In vivo production of recombinant antibodies by engineered cells may have applications for gene therapy of certain cancers and of certain severe viral diseases. It would also permit the development of new animal models of autoimmune diseases and new approaches for in vivo ablation of specific cell types for fundamental purposes. Using gene transfer of an anti-human thyroglobulin monoclonal antibody, we show here that several cell types permitting autologous grafting of genetically engineered cells are efficiently able to secrete antibodies in vitro. Those cells include skin fibroblasts, hepatocytes, and myogenic cells. We also show that the secreted antibodies display an affinity for the antigen close to that of the parental antibody, with, however, slight differences varying according to the cell type. This indicates that the foldings of antigen combining sites of antibodies produced in B cell- and non-B cell contexts are very similar.
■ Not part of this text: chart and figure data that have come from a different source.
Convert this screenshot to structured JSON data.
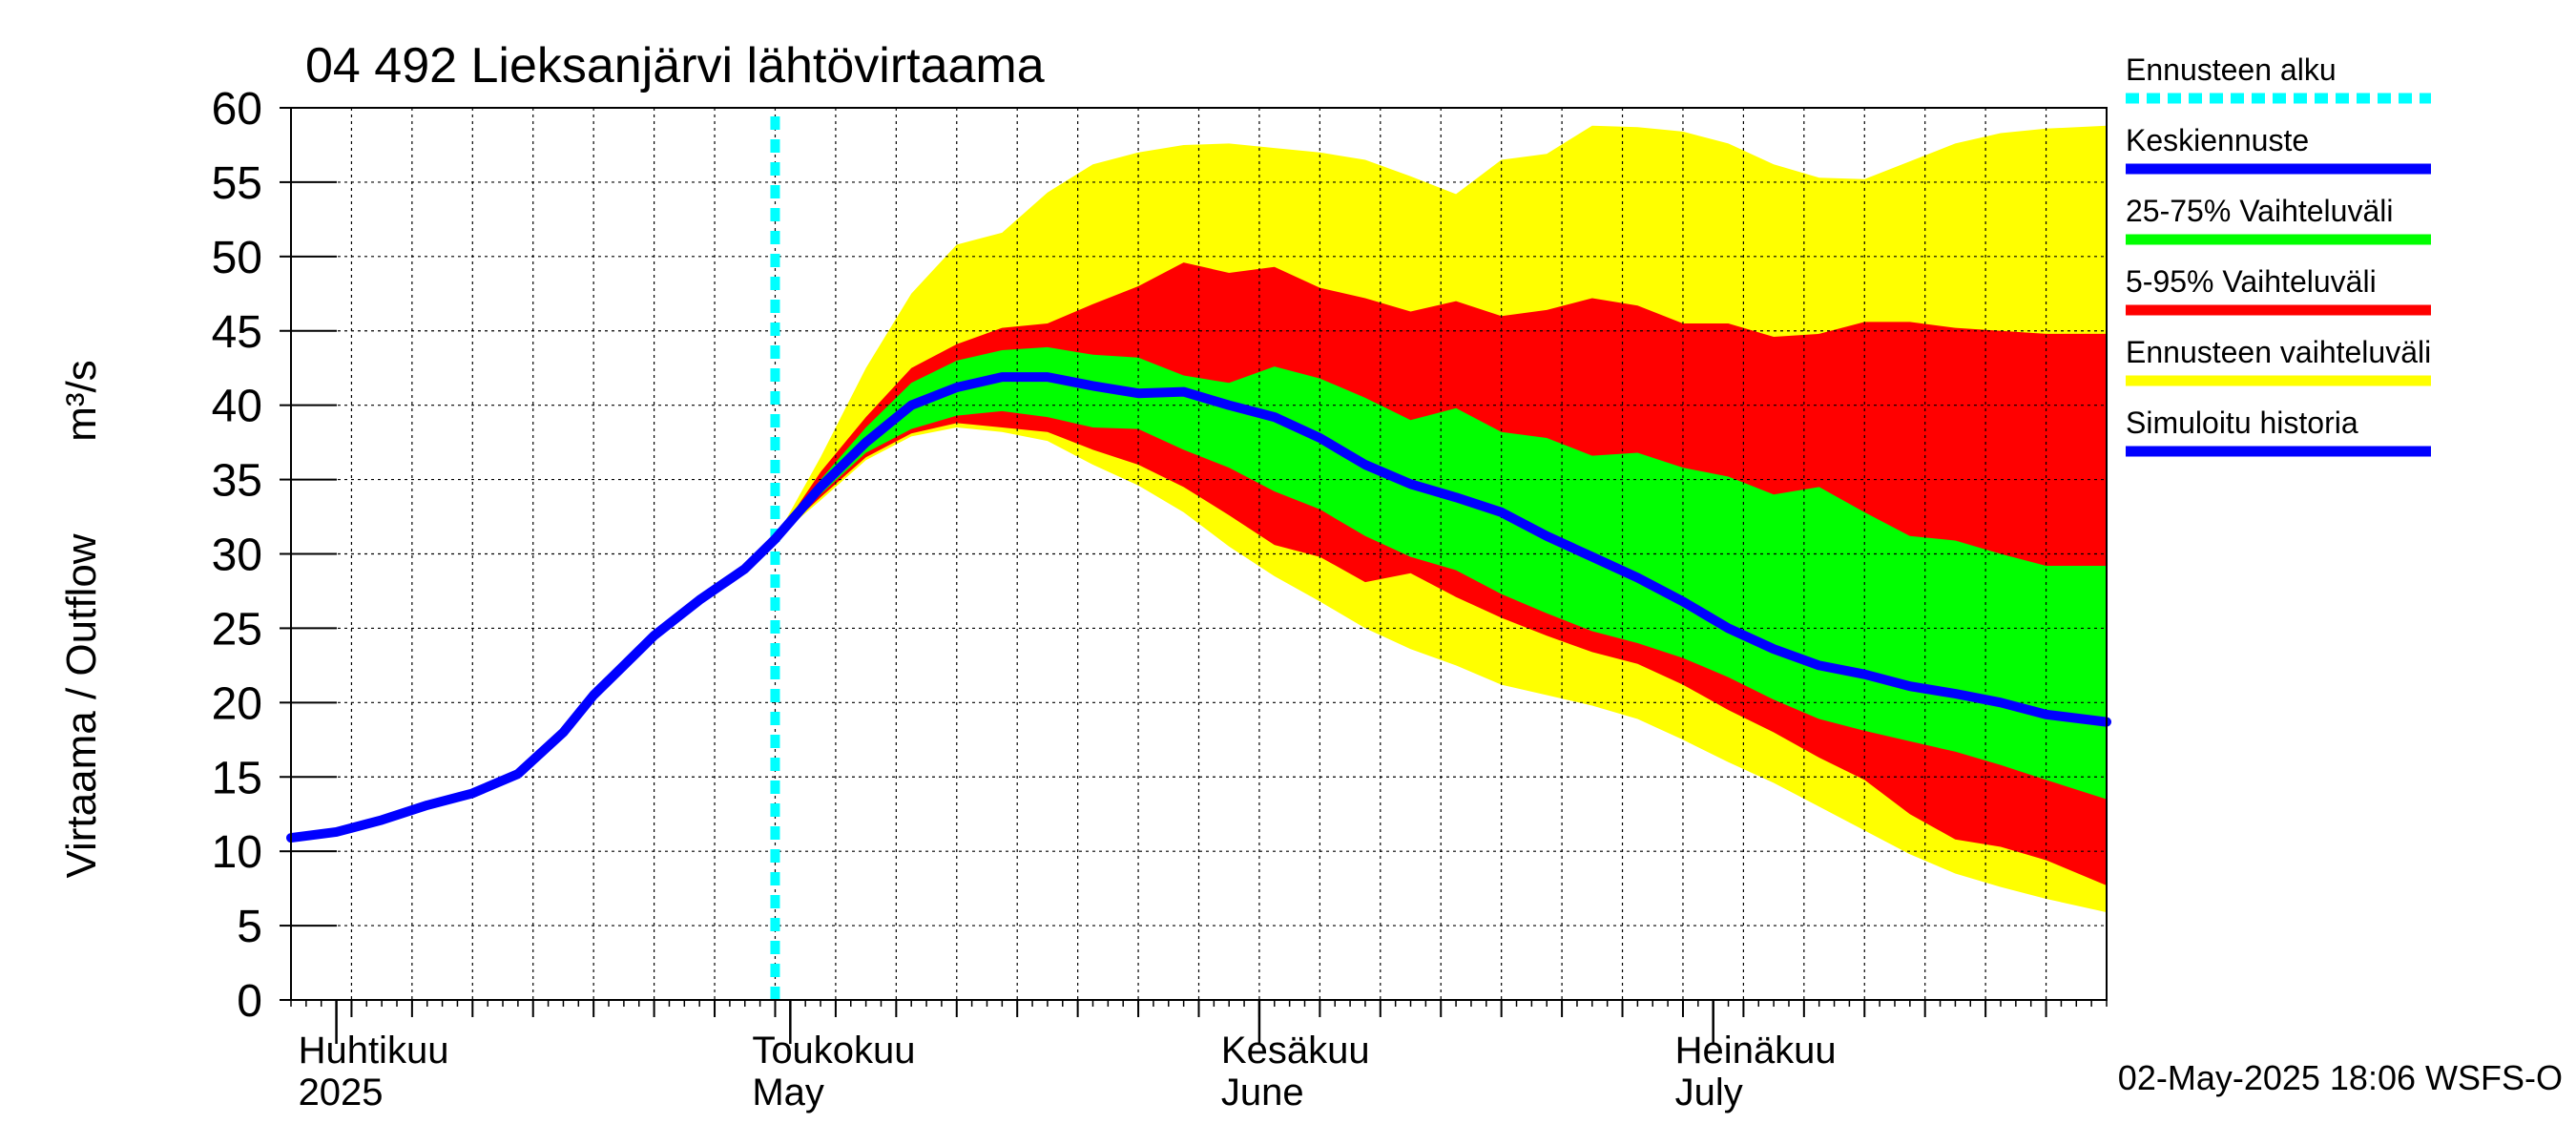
{
  "chart_data": {
    "type": "area",
    "title": "04 492 Lieksanjärvi lähtövirtaama",
    "ylabel": "Virtaama / Outflow",
    "yunit": "m³/s",
    "ylim": [
      0,
      60
    ],
    "yticks": [
      0,
      5,
      10,
      15,
      20,
      25,
      30,
      35,
      40,
      45,
      50,
      55,
      60
    ],
    "xlim": [
      "2025-03-29",
      "2025-07-27"
    ],
    "months": [
      {
        "date": "2025-04-01",
        "fi": "Huhtikuu",
        "en": "2025"
      },
      {
        "date": "2025-05-01",
        "fi": "Toukokuu",
        "en": "May"
      },
      {
        "date": "2025-06-01",
        "fi": "Kesäkuu",
        "en": "June"
      },
      {
        "date": "2025-07-01",
        "fi": "Heinäkuu",
        "en": "July"
      }
    ],
    "forecast_start": "2025-04-30",
    "grid": true,
    "legend_position": "right",
    "timestamp": "02-May-2025 18:06 WSFS-O",
    "legend": [
      {
        "key": "start",
        "label": "Ennusteen alku",
        "color": "#00ffff",
        "style": "dashed"
      },
      {
        "key": "mean",
        "label": "Keskiennuste",
        "color": "#0000ff"
      },
      {
        "key": "p25_75",
        "label": "25-75% Vaihteluväli",
        "color": "#00ff00"
      },
      {
        "key": "p5_95",
        "label": "5-95% Vaihteluväli",
        "color": "#ff0000"
      },
      {
        "key": "range",
        "label": "Ennusteen vaihteluväli",
        "color": "#ffff00"
      },
      {
        "key": "history",
        "label": "Simuloitu historia",
        "color": "#0000ff"
      }
    ],
    "history": {
      "name": "Simuloitu historia",
      "dates": [
        "2025-03-29",
        "2025-04-01",
        "2025-04-04",
        "2025-04-07",
        "2025-04-10",
        "2025-04-13",
        "2025-04-16",
        "2025-04-18",
        "2025-04-20",
        "2025-04-22",
        "2025-04-25",
        "2025-04-28",
        "2025-04-30"
      ],
      "values": [
        10.9,
        11.3,
        12.1,
        13.1,
        13.9,
        15.2,
        18.0,
        20.5,
        22.5,
        24.5,
        26.9,
        29.0,
        31.0
      ]
    },
    "forecast": {
      "dates": [
        "2025-04-30",
        "2025-05-03",
        "2025-05-06",
        "2025-05-09",
        "2025-05-12",
        "2025-05-15",
        "2025-05-18",
        "2025-05-21",
        "2025-05-24",
        "2025-05-27",
        "2025-05-30",
        "2025-06-02",
        "2025-06-05",
        "2025-06-08",
        "2025-06-11",
        "2025-06-14",
        "2025-06-17",
        "2025-06-20",
        "2025-06-23",
        "2025-06-26",
        "2025-06-29",
        "2025-07-02",
        "2025-07-05",
        "2025-07-08",
        "2025-07-11",
        "2025-07-14",
        "2025-07-17",
        "2025-07-20",
        "2025-07-23",
        "2025-07-27"
      ],
      "mean": [
        31.0,
        34.5,
        37.5,
        40.0,
        41.2,
        41.9,
        41.9,
        41.3,
        40.8,
        40.9,
        40.0,
        39.2,
        37.8,
        36.0,
        34.7,
        33.8,
        32.8,
        31.2,
        29.8,
        28.4,
        26.8,
        25.0,
        23.6,
        22.5,
        21.9,
        21.1,
        20.6,
        20.0,
        19.2,
        18.7
      ],
      "p25": [
        31.0,
        34.0,
        36.8,
        38.4,
        39.3,
        39.6,
        39.2,
        38.5,
        38.4,
        37.0,
        35.8,
        34.2,
        33.0,
        31.2,
        29.8,
        28.9,
        27.3,
        26.0,
        24.8,
        24.0,
        23.0,
        21.7,
        20.2,
        18.9,
        18.1,
        17.4,
        16.7,
        15.8,
        14.8,
        13.5
      ],
      "p75": [
        31.0,
        35.0,
        38.5,
        41.5,
        43.0,
        43.7,
        43.9,
        43.4,
        43.2,
        42.0,
        41.5,
        42.6,
        41.8,
        40.5,
        39.0,
        39.8,
        38.2,
        37.8,
        36.6,
        36.8,
        35.8,
        35.2,
        34.0,
        34.5,
        32.8,
        31.2,
        30.9,
        30.0,
        29.2,
        29.2
      ],
      "p5": [
        31.0,
        33.8,
        36.5,
        38.1,
        38.8,
        38.5,
        38.2,
        37.0,
        36.0,
        34.5,
        32.6,
        30.6,
        29.8,
        28.1,
        28.7,
        27.1,
        25.7,
        24.5,
        23.4,
        22.6,
        21.2,
        19.5,
        18.0,
        16.3,
        14.8,
        12.5,
        10.8,
        10.3,
        9.4,
        7.7
      ],
      "p95": [
        31.0,
        35.5,
        39.2,
        42.5,
        44.1,
        45.2,
        45.5,
        46.8,
        48.0,
        49.6,
        48.9,
        49.3,
        47.9,
        47.2,
        46.3,
        47.0,
        46.0,
        46.4,
        47.2,
        46.7,
        45.5,
        45.5,
        44.6,
        44.8,
        45.6,
        45.6,
        45.2,
        45.0,
        44.8,
        44.8
      ],
      "min": [
        31.0,
        33.6,
        36.3,
        37.9,
        38.5,
        38.2,
        37.6,
        36.0,
        34.6,
        32.8,
        30.5,
        28.5,
        26.8,
        25.0,
        23.6,
        22.5,
        21.2,
        20.5,
        19.8,
        18.9,
        17.5,
        16.0,
        14.6,
        13.0,
        11.4,
        9.8,
        8.5,
        7.6,
        6.8,
        5.9
      ],
      "max": [
        31.0,
        36.5,
        42.5,
        47.5,
        50.8,
        51.6,
        54.3,
        56.2,
        57.0,
        57.5,
        57.6,
        57.3,
        57.0,
        56.5,
        55.4,
        54.2,
        56.5,
        56.9,
        58.8,
        58.7,
        58.4,
        57.6,
        56.2,
        55.3,
        55.2,
        56.4,
        57.6,
        58.3,
        58.6,
        58.8
      ]
    }
  }
}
Finally, we report that, when implanted in the forelimb of a mouse, genetically modified myogenic cells are able to secrete antibodies for at least 4 months. Taken together, our observations point to the notion that genetic modification of patient cells may be used for long-term antibody-based gene therapies.

Overview summary

Expression of cloned antibodies by genetically modified cells of patients may be used for developing surveillance treatments after primary anticancer therapies such as surgery, chemotherapies, or radiotherapies to avoid relapse or for inhibiting virus proliferation in the case of severe viral diseases. Because of their short life span and because of the fact that they already produce an antibody, plasmocytes from patients cannot be used for such a purpose. It is shown here that several cell types amenable to genetic modification and grafting to patients and which include skin fibroblasts, myogenic cells, and hepatocytes can produce cloned antibodies retaining the specificity and the affinity of the parental antibody. Grafting of engineered myogenic cells to mice also showed that delivery of recombinant antibodies in the blood stream was possible in vivo. This work casts the cellular basis for new antibody-based gene therapies and also more fundamental applications such as specific cell ablation and the study of certain aspects of autoimmunity.